Im Norden Deutschlands geht der Hortensienklau um. Aus frühlingshaft geschmückten Vorgärten verschwinden über Nacht Kübelpflanzen und Büsche. Nicht dass es sich bei den Dieben um besonders dreiste Sparfüchse unter den Pflanzenliebhabern handeln würde. Die Polizei, die inzwischen ermittelt, vermutet vielmehr, dass die Pflanzen als Ersatz für das Rauschmittel Marihuana dienen sollen. Das Landeskriminalamt in Niedersachsen warnt eindringlich davor, die Blätter und Blüten der Pflanze zu trocknen und als Cannabis-Ersatz zu rauchen: „Hortensien sind hochgiftig, sie enthalten Blausäureverbindungen.“

Blausäure, das ist jenes Gift, mit dem Magda und Joseph Goebbels sich am Ende des Dritten Reichs töteten und das in hoher Konzentration auch in bitteren Mandeln enthalten ist. Es löst innerhalb von Minuten Herzstillstand aus. Bevor der Betroffene bewusstlos wird, erlebt er Erstickungsanfälle und Krämpfe. Typisch für Blausäurevergiftungen ist der Bittermandelgeruch in der ausgeatmeten Atemluft. Hortensien, die wegen ihrer üppig blau, rosa und weiß blühenden, ballförmigen Blütentrauben so beliebt sind, sind nicht die einzigen giftigen Gewächse, die sich im Garten manch ahnungsloser Pflanzenfreunde finden.
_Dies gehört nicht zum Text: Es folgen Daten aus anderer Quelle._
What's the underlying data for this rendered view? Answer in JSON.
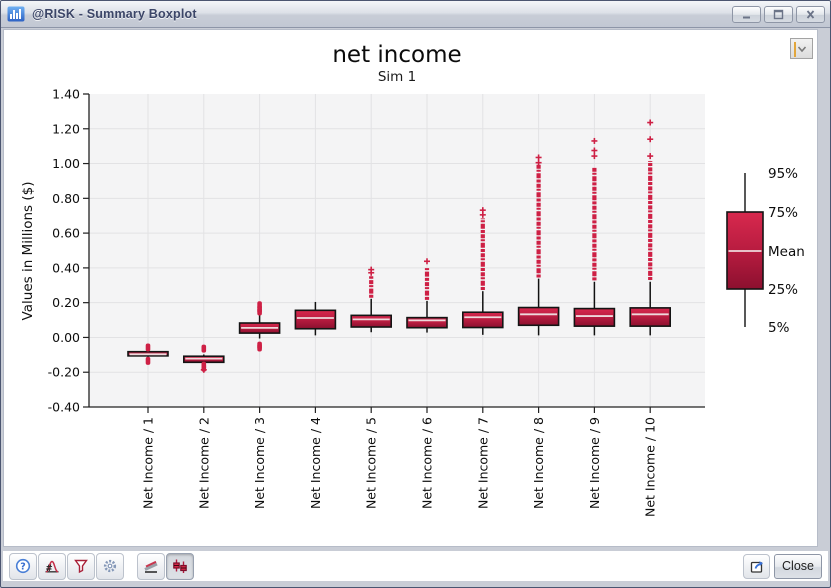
{
  "window": {
    "title": "@RISK - Summary Boxplot"
  },
  "chart_data": {
    "type": "boxplot",
    "title": "net income",
    "subtitle": "Sim 1",
    "ylabel": "Values in Millions ($)",
    "ylim": [
      -0.4,
      1.4
    ],
    "grid": true,
    "legend_position": "right",
    "yticks": [
      {
        "v": 1.4,
        "label": "1.40"
      },
      {
        "v": 1.2,
        "label": "1.20"
      },
      {
        "v": 1.0,
        "label": "1.00"
      },
      {
        "v": 0.8,
        "label": "0.80"
      },
      {
        "v": 0.6,
        "label": "0.60"
      },
      {
        "v": 0.4,
        "label": "0.40"
      },
      {
        "v": 0.2,
        "label": "0.20"
      },
      {
        "v": 0.0,
        "label": "0.00"
      },
      {
        "v": -0.2,
        "label": "-0.20"
      },
      {
        "v": -0.4,
        "label": "-0.40"
      }
    ],
    "categories": [
      "Net Income / 1",
      "Net Income / 2",
      "Net Income / 3",
      "Net Income / 4",
      "Net Income / 5",
      "Net Income / 6",
      "Net Income / 7",
      "Net Income / 8",
      "Net Income / 9",
      "Net Income / 10"
    ],
    "boxes": [
      {
        "p5": -0.112,
        "p25": -0.106,
        "mean": -0.097,
        "p75": -0.082,
        "p95": -0.075,
        "outliers": [
          -0.058,
          -0.135
        ],
        "extremes": [],
        "outlier_column": null
      },
      {
        "p5": -0.152,
        "p25": -0.143,
        "mean": -0.122,
        "p75": -0.108,
        "p95": -0.098,
        "outliers": [
          -0.064,
          -0.163,
          -0.174
        ],
        "extremes": [
          -0.186
        ],
        "outlier_column": null
      },
      {
        "p5": -0.006,
        "p25": 0.025,
        "mean": 0.055,
        "p75": 0.083,
        "p95": 0.127,
        "outliers": [
          0.149,
          0.163,
          0.185,
          -0.047,
          -0.058
        ],
        "extremes": [],
        "outlier_column": null
      },
      {
        "p5": 0.012,
        "p25": 0.05,
        "mean": 0.112,
        "p75": 0.156,
        "p95": 0.204,
        "outliers": [],
        "extremes": [],
        "outlier_column": null
      },
      {
        "p5": 0.03,
        "p25": 0.06,
        "mean": 0.104,
        "p75": 0.127,
        "p95": 0.222,
        "outliers": [],
        "extremes": [
          0.372,
          0.39
        ],
        "outlier_column": [
          0.228,
          0.352
        ]
      },
      {
        "p5": 0.028,
        "p25": 0.056,
        "mean": 0.098,
        "p75": 0.114,
        "p95": 0.21,
        "outliers": [],
        "extremes": [
          0.438
        ],
        "outlier_column": [
          0.216,
          0.4
        ]
      },
      {
        "p5": 0.015,
        "p25": 0.057,
        "mean": 0.116,
        "p75": 0.145,
        "p95": 0.266,
        "outliers": [],
        "extremes": [
          0.705,
          0.732
        ],
        "outlier_column": [
          0.273,
          0.685
        ]
      },
      {
        "p5": 0.012,
        "p25": 0.07,
        "mean": 0.133,
        "p75": 0.172,
        "p95": 0.338,
        "outliers": [],
        "extremes": [
          1.005,
          1.035
        ],
        "outlier_column": [
          0.345,
          0.995
        ]
      },
      {
        "p5": 0.012,
        "p25": 0.065,
        "mean": 0.123,
        "p75": 0.166,
        "p95": 0.32,
        "outliers": [],
        "extremes": [
          1.043,
          1.075,
          1.13
        ],
        "outlier_column": [
          0.328,
          0.975
        ]
      },
      {
        "p5": 0.012,
        "p25": 0.065,
        "mean": 0.133,
        "p75": 0.17,
        "p95": 0.32,
        "outliers": [],
        "extremes": [
          1.043,
          1.14,
          1.236
        ],
        "outlier_column": [
          0.33,
          1.015
        ]
      }
    ],
    "legend": {
      "entries": [
        "95%",
        "75%",
        "Mean",
        "25%",
        "5%"
      ]
    },
    "colors": {
      "box_fill_top": "#d8294e",
      "box_fill_mid": "#b81c40",
      "box_fill_bottom": "#8c102f",
      "box_border": "#141414",
      "mean_line": "#eed9dc",
      "outlier": "#ce2045",
      "whisker": "#111111",
      "plot_bg": "#f4f4f5",
      "gridline": "#e2e2e4"
    }
  },
  "toolbar": {
    "icons": [
      "help",
      "define-distribution",
      "filter",
      "settings",
      "overlay",
      "boxplot"
    ]
  },
  "footer": {
    "close_label": "Close"
  }
}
Delirium und Tod durch Tollkirsche

Die Aktion das Sichere Haus, Deutsches Kuratorium für Sicherheit in Heim und Freizeit, hat eine Liste mit den zehn giftigsten Gartenpflanzen veröffentlicht. Dazu gehört die Tollkirsche. Der unscheinbare Strauch zählt zu den Nachtschattengewächsen und ist damit ein Verwandter von Tomate und Kartoffel. Bei der Tollkirsche fallen die im Spätsommer reifenden, kirschgroßen, leuchtend schwarzen Beeren auf, die gern auch mal von kleinen Kindern verschluckt werden. Für sie kann bereits der Genuss von drei bis vier Beeren tödlich sein.